Helping employees navigate such uncertainty as they save for retirement is not an easy matter even when markets are stable. Regardless of the mood of the market, below is an overview of the two most important matters when choosing a 401(k) provider to run an employee plan.
Plan Performance
A recent article in the Financial Times detailed that most plans should simply focus on passive investment vehicles, which is advisable for both equity and fixed income assets. Passive indexes simply seek to match the market return, be it the S&P 500 for stocks or the Dow Jones Corporate Bond Index.

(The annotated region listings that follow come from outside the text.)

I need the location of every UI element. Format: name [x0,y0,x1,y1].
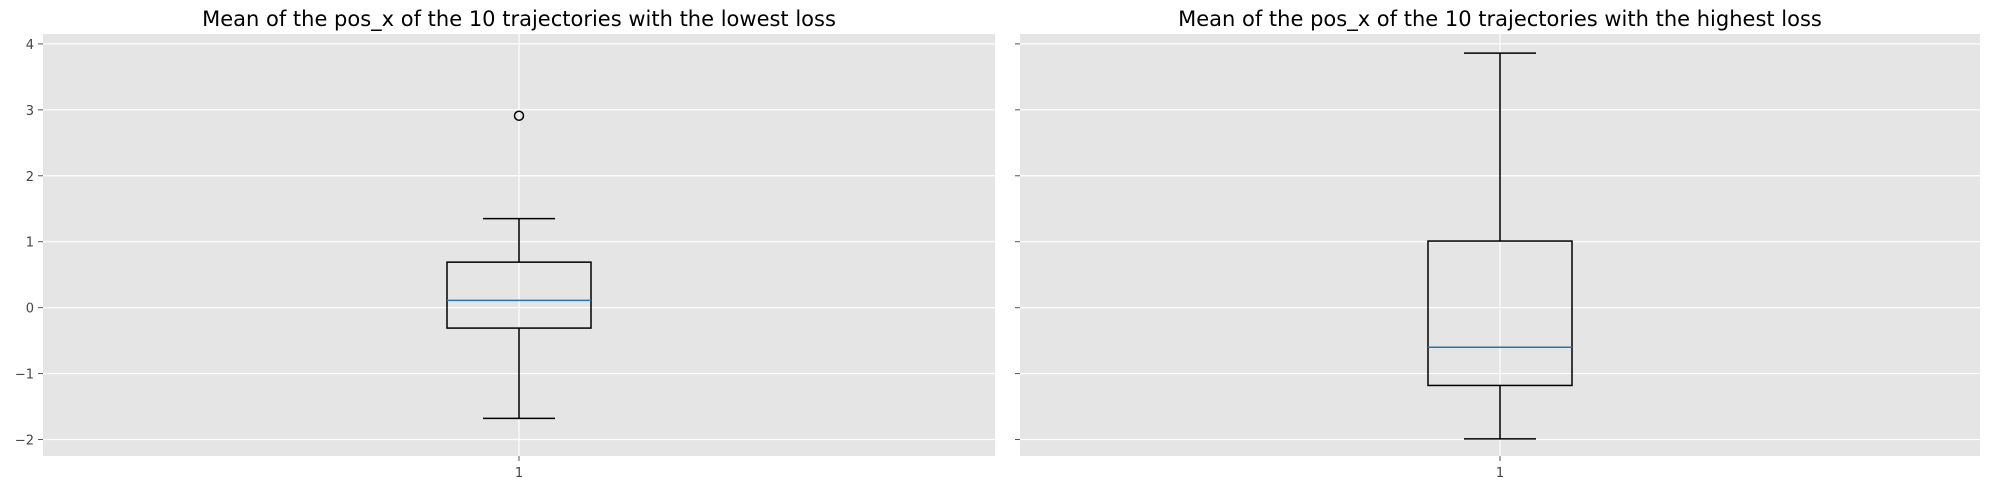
chart-title-left: Mean of the pos_x of the 10 trajectories… [202,7,836,32]
subplot-left: Mean of the pos_x of the 10 trajectories… [15,7,995,481]
boxplot-left [446,110,592,461]
subplot-right: Mean of the pos_x of the 10 trajectories… [1015,7,1980,481]
iqr-box [1427,240,1573,387]
boxplot-right [1427,52,1573,461]
y-tick-label: 4 [26,38,34,53]
y-tick-label: 1 [26,236,34,251]
y-tick-label: 2 [26,170,34,185]
y-tick-label: −2 [15,434,34,449]
x-tick-label-left: 1 [515,466,523,481]
y-tick-label: 3 [26,104,34,119]
chart-title-right: Mean of the pos_x of the 10 trajectories… [1178,7,1822,32]
y-tick-label: 0 [26,302,34,317]
y-axis-right [1015,43,1020,441]
iqr-box [446,261,592,329]
y-tick-label: −1 [15,368,34,383]
y-axis-left: −2 −1 0 1 2 3 4 [15,38,43,449]
outlier-point [513,110,525,122]
x-tick-label-right: 1 [1496,466,1504,481]
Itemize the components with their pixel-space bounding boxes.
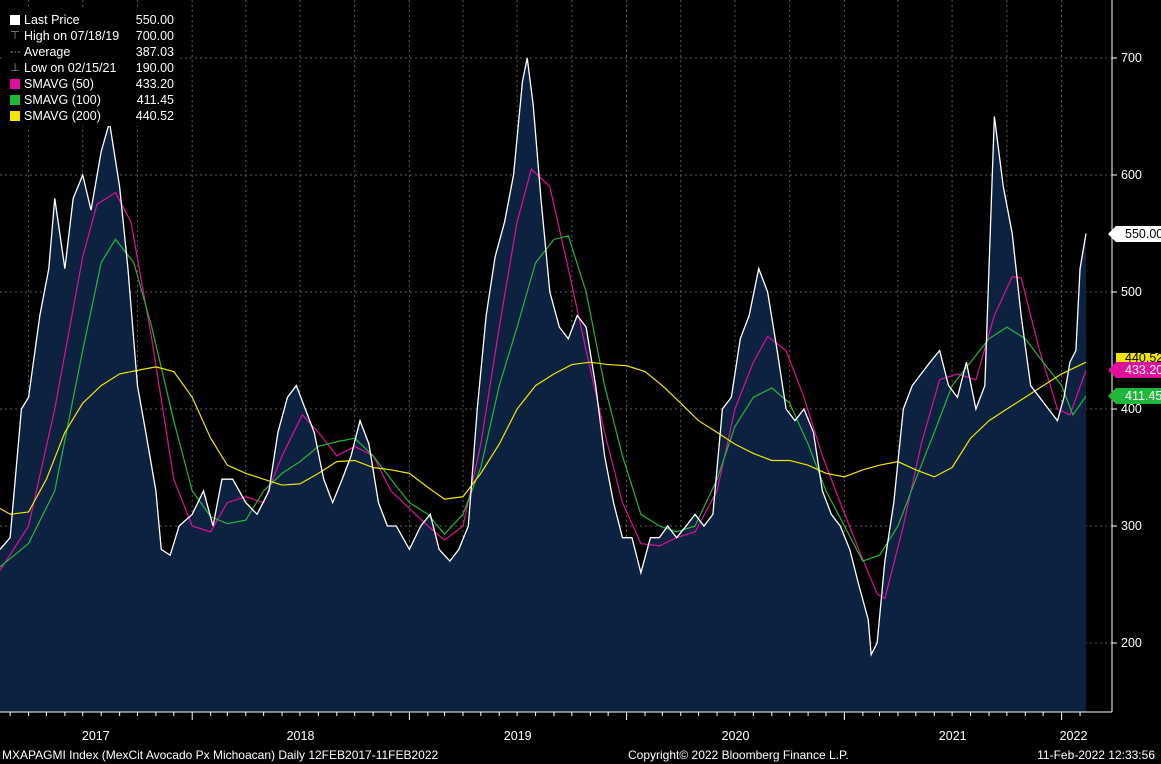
y-tick-label: 400 <box>1121 402 1142 416</box>
legend: Last Price 550.00 ⊤ High on 07/18/19 700.00-… <box>4 10 178 126</box>
y-tick-label: 500 <box>1121 285 1142 299</box>
sma50-tag-value: 433.20 <box>1125 363 1161 377</box>
legend-value: 550.00 <box>135 13 174 27</box>
series-lines <box>0 57 1087 658</box>
x-tick-label: 2019 <box>504 729 532 743</box>
y-tick-label: 600 <box>1121 168 1142 182</box>
legend-label: SMAVG (50) <box>24 77 94 91</box>
sma200-tag-value: 440.52 <box>1125 353 1161 363</box>
legend-item: SMAVG (50) 433.20 <box>10 76 174 92</box>
legend-item: ⊥ Low on 02/15/21 190.00 <box>10 60 174 76</box>
price-area-fill <box>0 58 1086 712</box>
footer-copyright: Copyright© 2022 Bloomberg Finance L.P. <box>628 748 849 762</box>
low-marker-icon: ⊥ <box>10 62 20 74</box>
legend-value: 433.20 <box>135 77 174 91</box>
last-price-tag: 550.00 <box>1107 226 1161 242</box>
sma100-tag: 411.45 <box>1107 388 1161 404</box>
legend-swatch <box>10 15 20 25</box>
legend-value: 190.00 <box>135 61 174 75</box>
x-tick-label: 2022 <box>1060 729 1088 743</box>
legend-value: 387.03 <box>135 45 174 59</box>
y-tick-label: 300 <box>1121 519 1142 533</box>
average-marker-icon: -·- <box>10 46 21 58</box>
legend-label: SMAVG (100) <box>24 93 101 107</box>
legend-swatch <box>10 79 20 89</box>
legend-value: 440.52 <box>135 109 174 123</box>
smavg-50-line <box>0 168 1087 600</box>
legend-swatch <box>10 111 20 121</box>
sma100-tag-value: 411.45 <box>1125 389 1161 403</box>
legend-value: 700.00 <box>135 29 174 43</box>
grid <box>0 0 1112 712</box>
legend-item: SMAVG (100) 411.45 <box>10 92 174 108</box>
legend-item: ⊤ High on 07/18/19 700.00 <box>10 28 174 44</box>
high-marker-icon: ⊤ <box>10 30 20 42</box>
price-area <box>0 58 1086 712</box>
legend-item: -·- Average 387.03 <box>10 44 174 60</box>
legend-item: Last Price 550.00 <box>10 12 174 28</box>
legend-label: SMAVG (200) <box>24 109 101 123</box>
sma200-tag: 440.52 <box>1116 353 1161 363</box>
footer: MXAPAGMI Index (MexCit Avocado Px Michoa… <box>0 747 1161 764</box>
y-tick-label: 200 <box>1121 636 1142 650</box>
legend-swatch <box>10 95 20 105</box>
legend-label: High on 07/18/19 <box>24 29 120 43</box>
legend-label: Last Price <box>24 13 80 27</box>
last-price-line <box>0 57 1087 658</box>
x-tick-label: 2020 <box>722 729 750 743</box>
footer-security: MXAPAGMI Index (MexCit Avocado Px Michoa… <box>2 748 439 762</box>
x-tick-label: 2018 <box>287 729 315 743</box>
legend-value: 411.45 <box>136 93 174 107</box>
y-tick-label: 700 <box>1121 51 1142 65</box>
sma50-tag: 433.20 <box>1107 362 1161 378</box>
axes: 200 300 400 500 600 700 2017 2018 2019 2020 2021 20… <box>0 0 1142 743</box>
last-price-tag-value: 550.00 <box>1125 227 1161 241</box>
legend-item: SMAVG (200) 440.52 <box>10 108 174 124</box>
x-tick-label: 2017 <box>82 729 110 743</box>
legend-label: Average <box>24 45 71 59</box>
x-tick-label: 2021 <box>939 729 967 743</box>
legend-label: Low on 02/15/21 <box>24 61 117 75</box>
footer-timestamp: 11-Feb-2022 12:33:56 <box>1037 748 1155 762</box>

A criticism of this approach is that it guarantees underperformance once management fees are subtracted, but many studies have shown that active managers in aggregate have a terrible track record at beating the market over the long term. This is because many portfolio managers are “closet indexers”, as the article defines it, meaning they claim to be actively managing their portfolios but hold many of the same stocks as are held in the index, which makes outperformance more a matter of luck, not investment skill.
Retirement Fees
Fees also make a difference in that they reduce total returns. Again, passive investments charge the lowest fees and active managers for the most part charge excessive fees given their inability to outperform benchmarks. Fees are especially important for bond funds these days given that interest rates are so low. To demonstrate how important fee considerations are, another Financial Times article in the same financial management survey this week highlighted a number of retirement plan lawsuits where plan participants accused their underlying plans of charging excessive fees. For more details on 401(k) plan fees, the U.S. Department of Labor provides a further look.
Bottom Line
Overall, the best advice may be to focus heavily on passive management and seek out active managers that aren’t closet indexers to try and achieve some outperformance while keeping a tight lid on overall fees.